We also reset our target array to be -1:

array_to[:] = -1

And we are ready for the magic of index_array. We treat our input array array_from not as data but as integers into index_array`, and then assign the resulting row or column indices to the correct positions in array_to:

array_to[mask] = index_array[array_from[mask]]
=> array([-1., -1., -1., -1., -1., -1.,  2.,  3.,  5.,  7., -1.])

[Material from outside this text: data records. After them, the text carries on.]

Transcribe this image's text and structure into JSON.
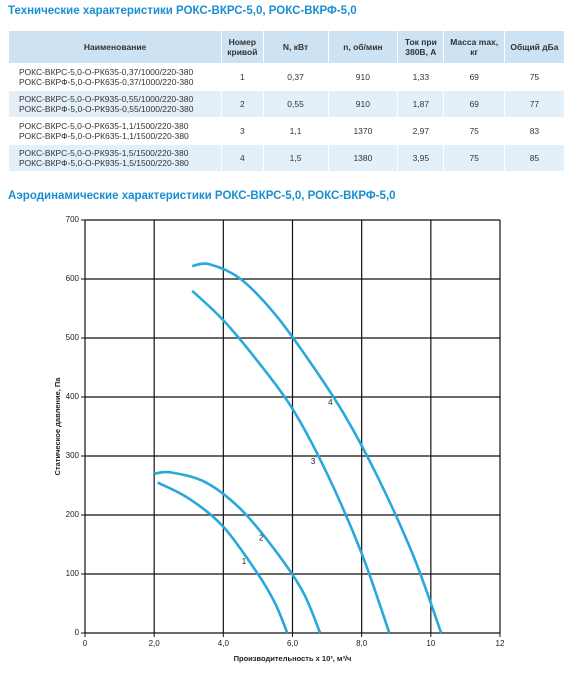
{
  "title": "Технические характеристики РОКС-ВКРС-5,0, РОКС-ВКРФ-5,0",
  "table": {
    "header": [
      "Наименование",
      "Номер кривой",
      "N, кВт",
      "n, об/мин",
      "Ток при 380В, А",
      "Масса max, кг",
      "Общий дБа"
    ],
    "rows": [
      [
        [
          "РОКС-ВКРС-5,0-О-РК635-0,37/1000/220-380",
          "РОКС-ВКРФ-5,0-О-РК635-0,37/1000/220-380"
        ],
        "1",
        "0,37",
        "910",
        "1,33",
        "69",
        "75"
      ],
      [
        [
          "РОКС-ВКРС-5,0-О-РК935-0,55/1000/220-380",
          "РОКС-ВКРФ-5,0-О-РК935-0,55/1000/220-380"
        ],
        "2",
        "0,55",
        "910",
        "1,87",
        "69",
        "77"
      ],
      [
        [
          "РОКС-ВКРС-5,0-О-РК635-1,1/1500/220-380",
          "РОКС-ВКРФ-5,0-О-РК635-1,1/1500/220-380"
        ],
        "3",
        "1,1",
        "1370",
        "2,97",
        "75",
        "83"
      ],
      [
        [
          "РОКС-ВКРС-5,0-О-РК935-1,5/1500/220-380",
          "РОКС-ВКРФ-5,0-О-РК935-1,5/1500/220-380"
        ],
        "4",
        "1,5",
        "1380",
        "3,95",
        "75",
        "85"
      ]
    ]
  },
  "chart_data": {
    "type": "line",
    "title": "Аэродинамические характеристики РОКС-ВКРС-5,0, РОКС-ВКРФ-5,0",
    "x_label": "Производительность x 10³, м³/ч",
    "y_label": "Статическое давление, Па",
    "xlim": [
      0,
      12
    ],
    "ylim": [
      0,
      700
    ],
    "xticks": [
      0,
      {
        "value": 2,
        "label": "2,0"
      },
      {
        "value": 4,
        "label": "4,0"
      },
      {
        "value": 6,
        "label": "6,0"
      },
      {
        "value": 8,
        "label": "8,0"
      },
      10,
      12
    ],
    "yticks": [
      0,
      100,
      200,
      300,
      400,
      500,
      600,
      700
    ],
    "grid": true,
    "series": [
      {
        "name": "1",
        "color": "#29a8dc",
        "x": [
          2.1,
          3,
          4,
          5,
          5.5,
          5.85
        ],
        "values": [
          255,
          228,
          180,
          100,
          50,
          0
        ]
      },
      {
        "name": "2",
        "color": "#29a8dc",
        "x": [
          2.0,
          2.5,
          3.5,
          4.5,
          5.5,
          6.3,
          6.8
        ],
        "values": [
          270,
          272,
          255,
          210,
          140,
          70,
          0
        ]
      },
      {
        "name": "3",
        "color": "#29a8dc",
        "x": [
          3.1,
          4,
          5,
          6,
          7,
          8,
          8.8
        ],
        "values": [
          580,
          530,
          460,
          380,
          270,
          135,
          0
        ]
      },
      {
        "name": "4",
        "color": "#29a8dc",
        "x": [
          3.1,
          3.6,
          4.5,
          5.5,
          6.5,
          7.5,
          8.5,
          9.5,
          10.3
        ],
        "values": [
          622,
          625,
          600,
          540,
          460,
          370,
          260,
          130,
          0
        ]
      }
    ]
  }
}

Finally, we set all values in the target array which were -1 to a dummy value that indicates that the input values were not present in the mapping dictionary:

array_to[array_to == -1] = MAX_INT_32

These elements won't be used in any built matrices.

Will it blend?

How much faster will these two changes make normal LCA calculations? We already knew that the default solver in Scipy, SuperLU, is slower than UMFPACK; that is why the installation of scikit-umfpack was already recommended. UMFPACK also has cool new features for using GPUs and multithreading (SuperLU also has a branch for multithreading), but these new developments have not made it into the Python wrappers. So, in total, we have four alternatives to compare: SuperLU, UMFPACK, Pardiso, and Pardiso with indexing improvements. I calculated the time to solve the inventories for 250 activities chosen at random from ecoinvent 3.3 cutoff, and while the time to solve each functional unit varied, the pattern is quite clear:

Each step makes LCI calculations significantly faster

There is a limitation here - the indexing improvements only apply when the matrices are first created, so there is no speed gain for repeated calculations using different functional units or during Monte Carlo calculations.